Kaspars Grinvalds - stock.adobe.
Egypt, Italy and US most affected in Facebook leak
Researchers at VPN firm Surfshark have been analysing data on 533 million people leaked from Facebook
Analysis of a trove of personal data leaked online thanks to lax cyber security and privacy policies implemented at social media giant Facebook has revealed Egypt, the US and Italy as the countries with the highest numbers of affected users.
The leak of data from 533 million accounts produced a total of 2,837,793,637 items of data, which researchers at privacy specialist Surfshark explored to produce its analysis. This averages out at five data points per user, and includes phone numbers, Facebook IDs, full names, locations, birth dates, biographies, and some email addresses.
The accounts of 44,833,547 users in Egypt were leaked, as were those of 35,677,377 Italians, 32,315,282 Americans and 28,804,686 Saudis. The other most affected countries are France, Turkey, Morocco, Colombia, Iraq and South Africa.
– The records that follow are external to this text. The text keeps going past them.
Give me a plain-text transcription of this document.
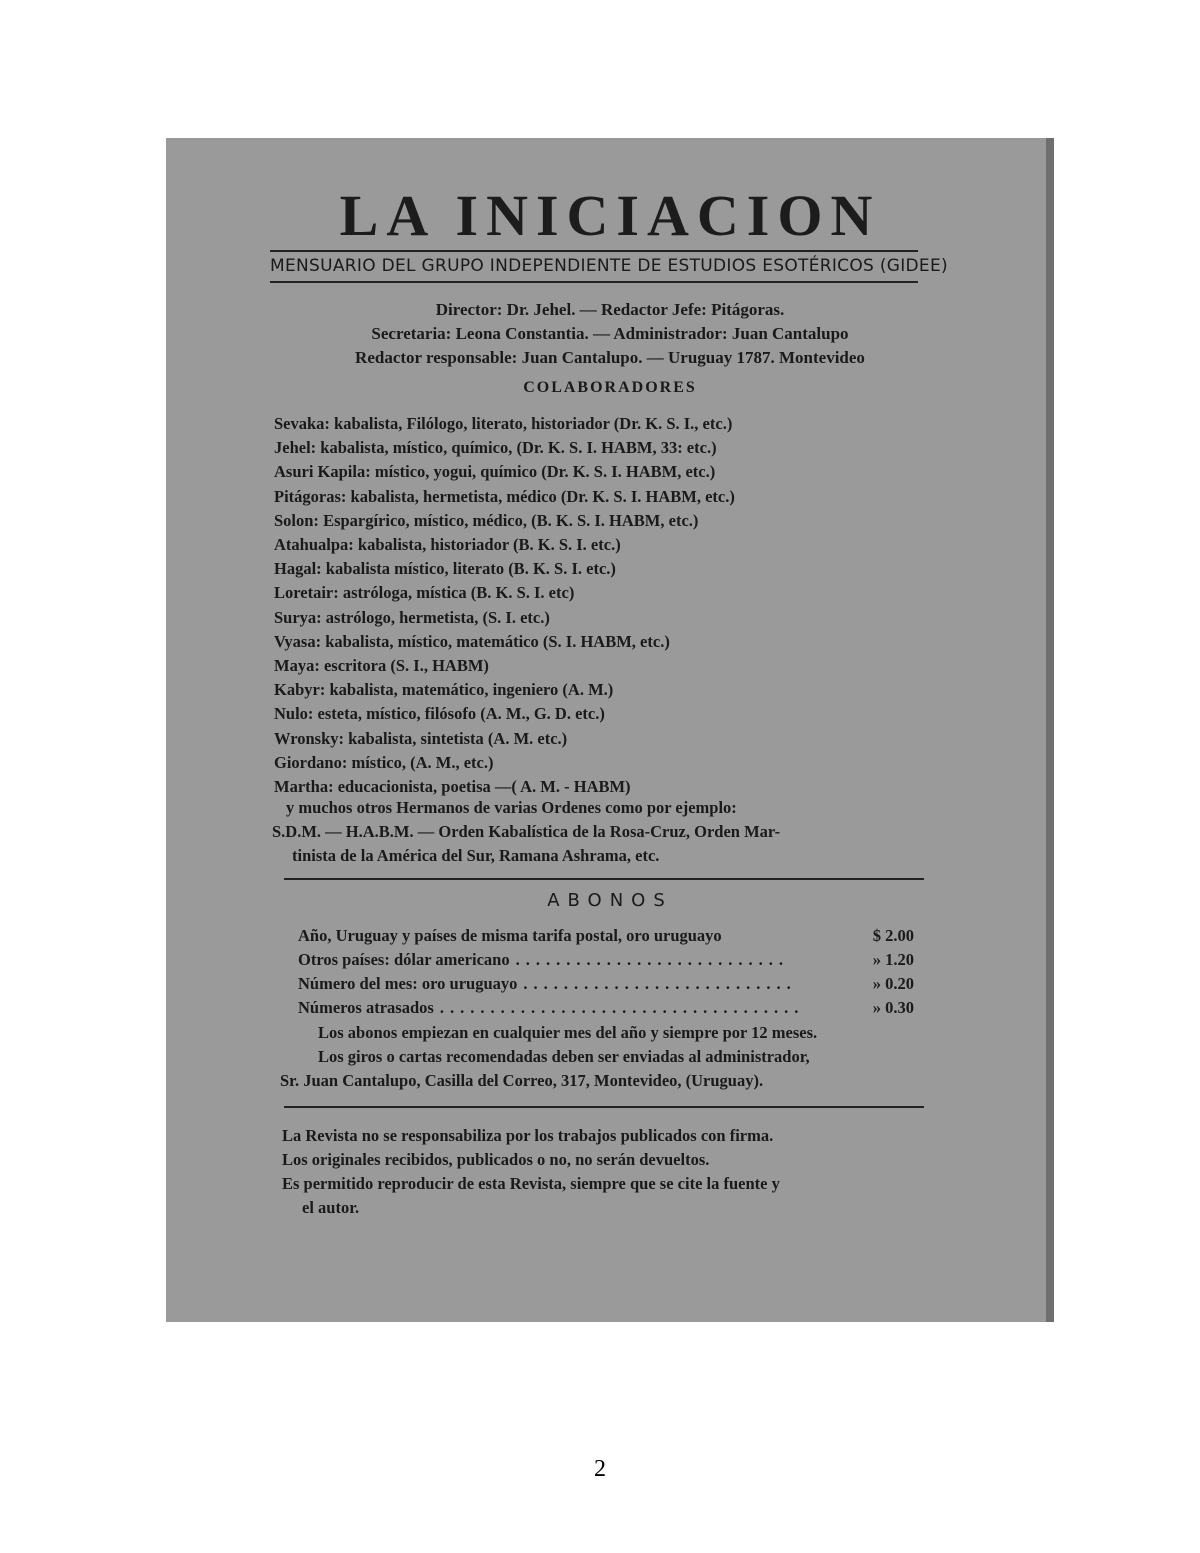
LA INICIACION
MENSUARIO DEL GRUPO INDEPENDIENTE DE ESTUDIOS ESOTÉRICOS (GIDEE)
Director: Dr. Jehel. — Redactor Jefe: Pitágoras.
Secretaria: Leona Constantia. — Administrador: Juan Cantalupo
Redactor responsable: Juan Cantalupo. — Uruguay 1787. Montevideo
COLABORADORES
Sevaka: kabalista, Filólogo, literato, historiador (Dr. K. S. I., etc.)
Jehel: kabalista, místico, químico, (Dr. K. S. I. HABM, 33: etc.)
Asuri Kapila: místico, yogui, químico (Dr. K. S. I. HABM, etc.)
Pitágoras: kabalista, hermetista, médico (Dr. K. S. I. HABM, etc.)
Solon: Espargírico, místico, médico, (B. K. S. I. HABM, etc.)
Atahualpa: kabalista, historiador (B. K. S. I. etc.)
Hagal: kabalista místico, literato (B. K. S. I. etc.)
Loretair: astróloga, mística (B. K. S. I. etc)
Surya: astrólogo, hermetista, (S. I. etc.)
Vyasa: kabalista, místico, matemático (S. I. HABM, etc.)
Maya: escritora (S. I., HABM)
Kabyr: kabalista, matemático, ingeniero (A. M.)
Nulo: esteta, místico, filósofo (A. M., G. D. etc.)
Wronsky: kabalista, sintetista (A. M. etc.)
Giordano: místico, (A. M., etc.)
Martha: educacionista, poetisa —( A. M. - HABM)
y muchos otros Hermanos de varias Ordenes como por ejemplo:
S.D.M. — H.A.B.M. — Orden Kabalística de la Rosa-Cruz, Orden Mar-
tinista de la América del Sur, Ramana Ashrama, etc.
ABONOS
Año, Uruguay y países de misma tarifa postal, oro uruguayo	$ 2.00
Otros países: dólar americano ...........................	» 1.20
Número del mes: oro uruguayo ...........................	» 0.20
Números atrasados ....................................	» 0.30
Los abonos empiezan en cualquier mes del año y siempre por 12 meses.
Los giros o cartas recomendadas deben ser enviadas al administrador,
Sr. Juan Cantalupo, Casilla del Correo, 317, Montevideo, (Uruguay).
La Revista no se responsabiliza por los trabajos publicados con firma.
Los originales recibidos, publicados o no, no serán devueltos.
Es permitido reproducir de esta Revista, siempre que se cite la fuente y
el autor.
2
The dataset includes data on 11,522,327 people in the UK.
Specifics of what exactly was leaked varies from victim to victim. For example, only 4.76% of the profiles had their email addresses exposed, but 89.01% had their mobile phone numbers leaked.
Surfshark’s analysis found the dataset also allows matching names and phone numbers with location data (exposed in 60.58% of cases) and employer names (exposed in 18.3% of cases), putting a great many victims at risk of spear-phishing attempts.
In a blog detailing the researcher’s findings, Surfshark’s Goddy Ray wrote: “This is a call for users to be more cautious of phishing attempts. Whether it’s by SMS, email or other means, always carefully check the sender, beware of any link and file attachments, look out for tell-tale grammar mistakes, and be suspicious of both the tone of urgency and offers that are too good to be true.”
The firm said it was important to note that such is the scale of the Facebook leak that an in-depth analysis is highly complex, so there is a high probability that some of the data contains false positives or discrepancies.
Facebook continues to rebuff calls to apologise for the incident, which occurred some time ago after malicious actors found a way to abuse a contact-finding feature to scrape user data from the website. The vulnerability was sealed soon after it was discovered.
The social media platform has said it does not intend to notify anybody who has had their data leaked as a result of its security lapse, because it is not confident that it has full visibility of which users it would need to contact.